A leading member has stated: "Expel George? Give him a bloody medal, I say." If those around the leadership think McNeilage deserves a medal for what he has done, why are they so bashful about the facts? Why the secrecy over who knew or how much money was exchanged?
I have no time for people who make and sell secretly recorded tapes of their comrades to the press for financial gain and seek to send other members of the left to jail. The whole thing stinks and such behaviour, if it became acceptable, would sink the socialist left for ever.
Solidarity is a rival left party. I will not support any attempts to use the state to attack its members or its existence. I will not collaborate with our class enemies in News International and in the bourgeois media in any attacks on members of Solidarity.
I am loyal to socialism and hate the NOTW and all it stands for. But I am not loyal to scabs or traitors. I hate capitalism, not the oaf, Tommy Sheridan. I am opposed to any attempt to get members of Solidarity jailed - that crosses class lines.

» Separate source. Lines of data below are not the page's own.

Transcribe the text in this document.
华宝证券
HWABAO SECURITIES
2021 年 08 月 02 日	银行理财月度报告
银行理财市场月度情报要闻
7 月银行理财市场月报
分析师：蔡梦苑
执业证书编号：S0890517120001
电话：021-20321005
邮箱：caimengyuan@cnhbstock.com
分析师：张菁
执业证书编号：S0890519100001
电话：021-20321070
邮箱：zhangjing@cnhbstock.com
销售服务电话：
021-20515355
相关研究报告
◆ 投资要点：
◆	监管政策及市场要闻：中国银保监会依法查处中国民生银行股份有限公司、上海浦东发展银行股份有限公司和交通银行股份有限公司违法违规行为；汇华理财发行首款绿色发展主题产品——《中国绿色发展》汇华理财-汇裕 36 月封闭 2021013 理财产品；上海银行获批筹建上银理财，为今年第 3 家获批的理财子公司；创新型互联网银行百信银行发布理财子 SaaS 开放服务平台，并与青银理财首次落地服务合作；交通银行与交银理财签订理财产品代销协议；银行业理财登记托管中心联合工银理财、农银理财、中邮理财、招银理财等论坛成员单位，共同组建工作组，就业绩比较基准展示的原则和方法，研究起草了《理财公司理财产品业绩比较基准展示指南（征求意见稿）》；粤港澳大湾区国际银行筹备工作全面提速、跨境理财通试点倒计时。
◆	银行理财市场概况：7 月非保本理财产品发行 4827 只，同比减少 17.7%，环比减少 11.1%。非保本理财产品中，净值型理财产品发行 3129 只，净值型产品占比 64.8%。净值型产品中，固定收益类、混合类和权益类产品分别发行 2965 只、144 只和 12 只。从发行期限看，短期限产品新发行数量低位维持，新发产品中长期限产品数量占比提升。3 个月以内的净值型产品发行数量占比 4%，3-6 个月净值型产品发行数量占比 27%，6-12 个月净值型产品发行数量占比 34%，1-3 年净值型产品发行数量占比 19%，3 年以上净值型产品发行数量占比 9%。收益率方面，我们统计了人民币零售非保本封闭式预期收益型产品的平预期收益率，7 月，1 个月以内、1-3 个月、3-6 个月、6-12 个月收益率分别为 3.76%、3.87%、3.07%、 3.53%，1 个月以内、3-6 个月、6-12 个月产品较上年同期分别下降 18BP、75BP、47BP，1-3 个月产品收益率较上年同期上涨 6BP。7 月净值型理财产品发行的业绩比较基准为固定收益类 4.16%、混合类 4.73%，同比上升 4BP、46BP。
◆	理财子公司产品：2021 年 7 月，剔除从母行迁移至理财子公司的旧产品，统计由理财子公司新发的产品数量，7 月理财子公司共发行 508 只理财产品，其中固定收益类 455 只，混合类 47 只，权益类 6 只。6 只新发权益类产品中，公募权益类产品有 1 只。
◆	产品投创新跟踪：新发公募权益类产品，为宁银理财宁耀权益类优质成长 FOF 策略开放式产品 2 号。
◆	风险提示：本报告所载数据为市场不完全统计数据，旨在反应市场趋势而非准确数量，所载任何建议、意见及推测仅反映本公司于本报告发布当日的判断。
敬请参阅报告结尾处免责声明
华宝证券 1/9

It does not surprise me that many in the SSP cannot understand what I mean by that, given the way the party has developed.
Many members seem a bit punch-drunk from the last few months. Their hatred of Tommy Sheridan is blinding them to the real enemy. Many are demoralised and the leadership is giving them the wrong answers on the way forward.

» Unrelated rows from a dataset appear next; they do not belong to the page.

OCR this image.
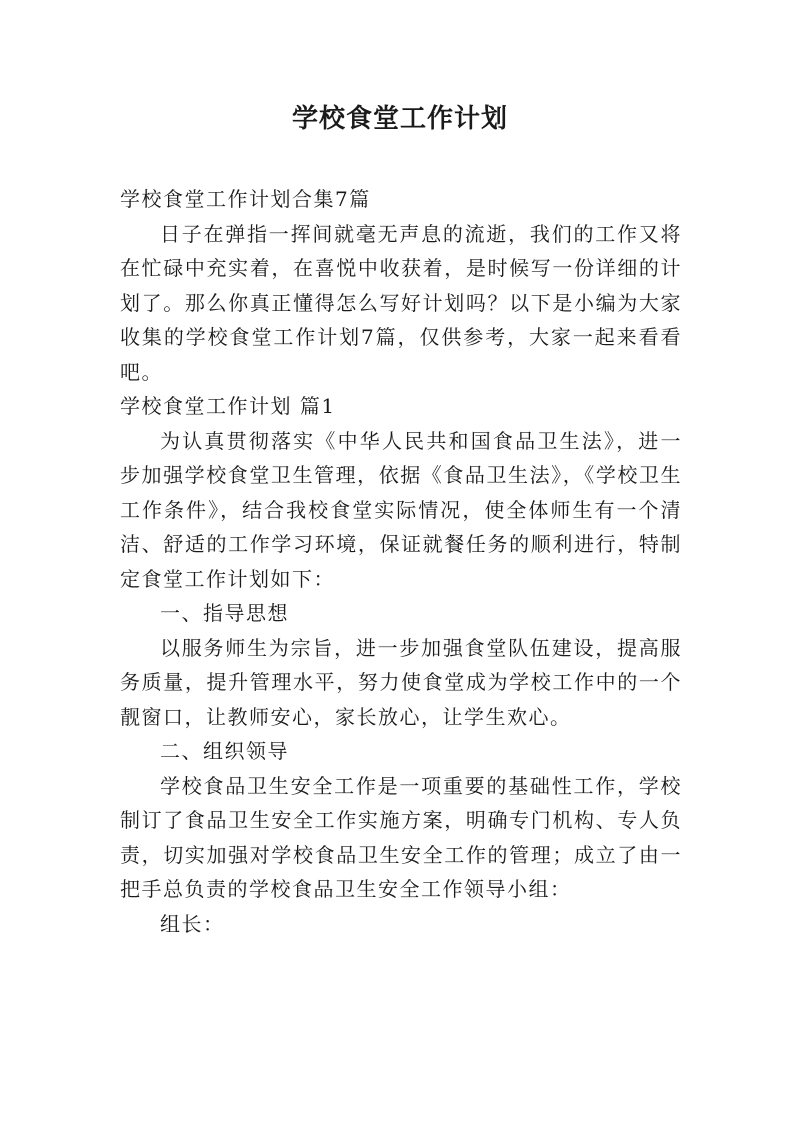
学校食堂工作计划

学校食堂工作计划合集7篇

日子在弹指一挥间就毫无声息的流逝，我们的工作又将在忙碌中充实着，在喜悦中收获着，是时候写一份详细的计划了。那么你真正懂得怎么写好计划吗？以下是小编为大家收集的学校食堂工作计划7篇，仅供参考，大家一起来看看吧。

学校食堂工作计划 篇1

为认真贯彻落实《中华人民共和国食品卫生法》，进一步加强学校食堂卫生管理，依据《食品卫生法》，《学校卫生工作条件》，结合我校食堂实际情况，使全体师生有一个清洁、舒适的工作学习环境，保证就餐任务的顺利进行，特制定食堂工作计划如下：

一、指导思想

以服务师生为宗旨，进一步加强食堂队伍建设，提高服务质量，提升管理水平，努力使食堂成为学校工作中的一个靓窗口，让教师安心，家长放心，让学生欢心。

二、组织领导

学校食品卫生安全工作是一项重要的基础性工作，学校制订了食品卫生安全工作实施方案，明确专门机构、专人负责，切实加强对学校食品卫生安全工作的管理；成立了由一把手总负责的学校食品卫生安全工作领导小组：

组长：
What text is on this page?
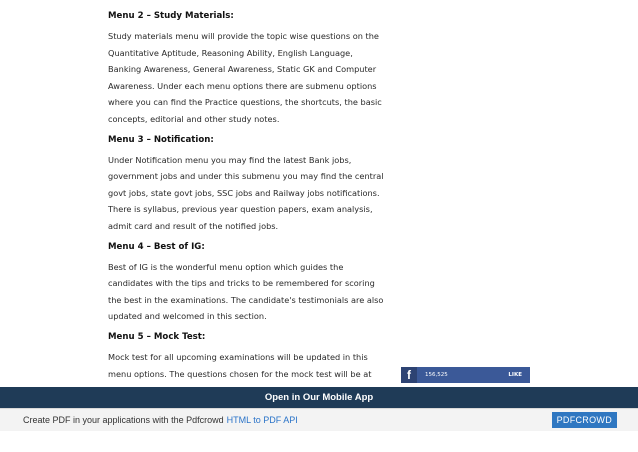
Menu 2 – Study Materials:

Study materials menu will provide the topic wise questions on the Quantitative Aptitude, Reasoning Ability, English Language, Banking Awareness, General Awareness, Static GK and Computer Awareness. Under each menu options there are submenu options where you can find the Practice questions, the shortcuts, the basic concepts, editorial and other study notes.

Menu 3 – Notification:

Under Notification menu you may find the latest Bank jobs, government jobs and under this submenu you may find the central govt jobs, state govt jobs, SSC jobs and Railway jobs notifications. There is syllabus, previous year question papers, exam analysis, admit card and result of the notified jobs.

Menu 4 – Best of IG:

Best of IG is the wonderful menu option which guides the candidates with the tips and tricks to be remembered for scoring the best in the examinations. The candidate's testimonials are also updated and welcomed in this section.

Menu 5 – Mock Test:

Mock test for all upcoming examinations will be updated in this menu options. The questions chosen for the mock test will be at	f	156,525	LIKE
Open in Our Mobile App
Create PDF in your applications with the Pdfcrowd HTML to PDF API	PDFCROWD
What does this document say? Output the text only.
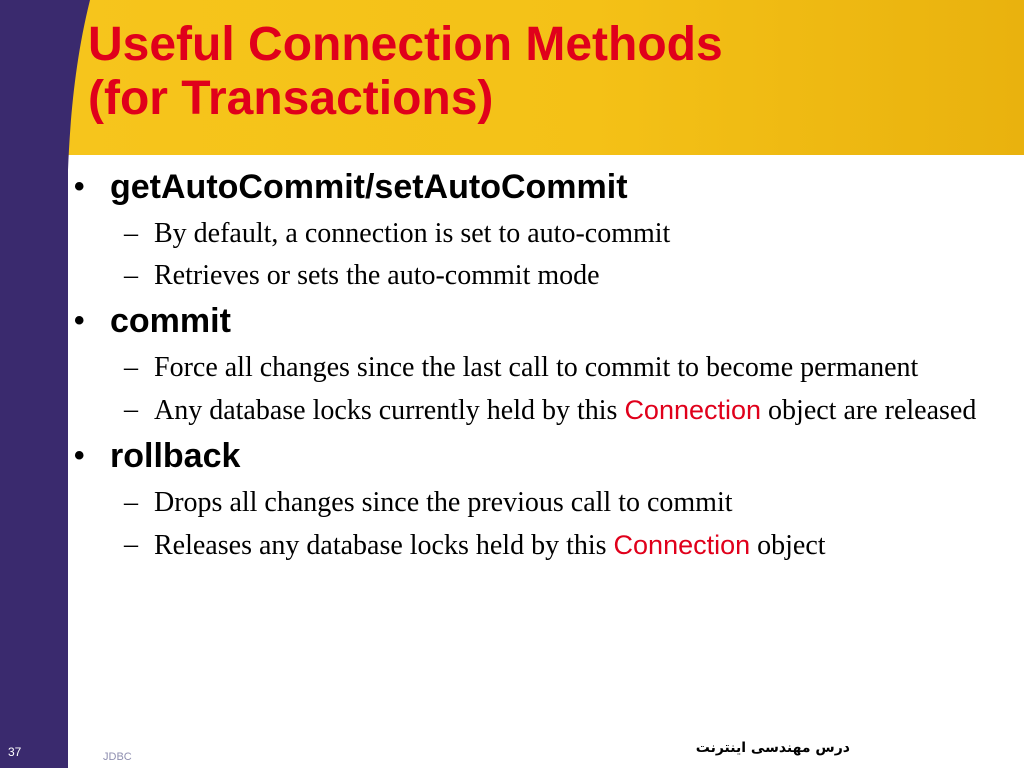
Useful Connection Methods
(for Transactions)
• getAutoCommit/setAutoCommit
– By default, a connection is set to auto-commit
– Retrieves or sets the auto-commit mode
• commit
– Force all changes since the last call to commit to become permanent
– Any database locks currently held by this Connection object are released
• rollback
– Drops all changes since the previous call to commit
– Releases any database locks held by this Connection object
37	JDBC
درس مهندسی اینترنت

The whole conference was a controlled show. The United Left faction have no political basis for existence other than opposition to Sheridan (and some amorphous talk about grassroots democracy and feminism). And, since Tommy has now gone, it was all shadow-boxing.

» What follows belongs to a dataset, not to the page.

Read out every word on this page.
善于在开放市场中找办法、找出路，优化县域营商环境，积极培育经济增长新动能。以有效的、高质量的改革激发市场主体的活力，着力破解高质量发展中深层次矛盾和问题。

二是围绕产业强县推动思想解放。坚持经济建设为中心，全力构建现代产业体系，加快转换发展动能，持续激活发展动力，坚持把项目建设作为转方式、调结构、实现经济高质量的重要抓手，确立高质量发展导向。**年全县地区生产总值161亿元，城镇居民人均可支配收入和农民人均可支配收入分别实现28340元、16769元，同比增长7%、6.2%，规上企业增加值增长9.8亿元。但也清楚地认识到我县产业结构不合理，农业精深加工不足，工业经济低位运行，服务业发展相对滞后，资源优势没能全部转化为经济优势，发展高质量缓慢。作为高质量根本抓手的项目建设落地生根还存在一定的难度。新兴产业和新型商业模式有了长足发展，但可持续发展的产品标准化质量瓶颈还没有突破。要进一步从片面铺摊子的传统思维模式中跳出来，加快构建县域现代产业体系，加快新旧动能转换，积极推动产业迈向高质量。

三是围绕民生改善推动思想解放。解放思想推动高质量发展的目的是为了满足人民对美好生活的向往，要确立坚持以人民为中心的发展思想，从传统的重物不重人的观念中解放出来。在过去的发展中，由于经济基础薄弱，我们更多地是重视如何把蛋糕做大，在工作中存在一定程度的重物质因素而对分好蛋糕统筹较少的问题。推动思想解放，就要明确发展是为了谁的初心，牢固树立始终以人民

There was nothing concrete on the way forward for the working class - other than supporting the Scottish National Party-led 'fight' for a capitalist Scotland, that is. A motion proposed by the 'Pro-Independence Platform (Temporary)' was passed in favour of capitalist independence. It got about 100 votes, with just 15 against.
As a result, our motion on a British-wide socialist party fell, but I would estimate we would have only got around eight votes. The RCN warned about the "dangers" of nationalism they saw in the Pro-Independence platform motion and voted against it, but would have voted against ours too. Apparently calling for a common workers' party across Scotland, England and Wales is a sign of British nationalism.
Colin Fox stressed his own nationalist credentials. In his speech he reported how he had assured Murray Ritchie, former political editor of the Herald and head of the Independence Convention, that the SSP would be out selling independence on the working class estates and housing schemes.
But the debate did not even go beyond this kind of crude, 'we support independence' line. There was no serious talk of tactics, even from a left nationalist perspective. For example, do you call for an SNP vote where the SSP is not standing or in the second ballot?
And the leadership made sure that the Scottish Republican Socialist Movement's motion, calling on independence to be entrenched in the SSP constitution, was not taken. We were getting through the motions very quickly on the Sunday and it was becoming apparent that we would complete the agenda - the SRSM's was the very last motion.
However, when it was the turn of the SRSM's Donald Anderson to speak, the platform decided to call the "international guest", Alan Thornett from Respect, to the microphone. Comrade Thornett said he was surprised to find himself on his feet, as he did not know he was going to be asked to speak.
The leadership was clearly worried that the SRSM motion might pass. Even though they agree with the sentiment, they want to maintain the notion that the SSP is a broad party, open to all socialists. No wonder Anderson was talking about leaving after this treatment - although there are only four or five SRSM people still in the SSP.
Judging by the turnout at conference - there were about 250 members present - I would say that between 30% and 40% have left the SSP for Solidarity.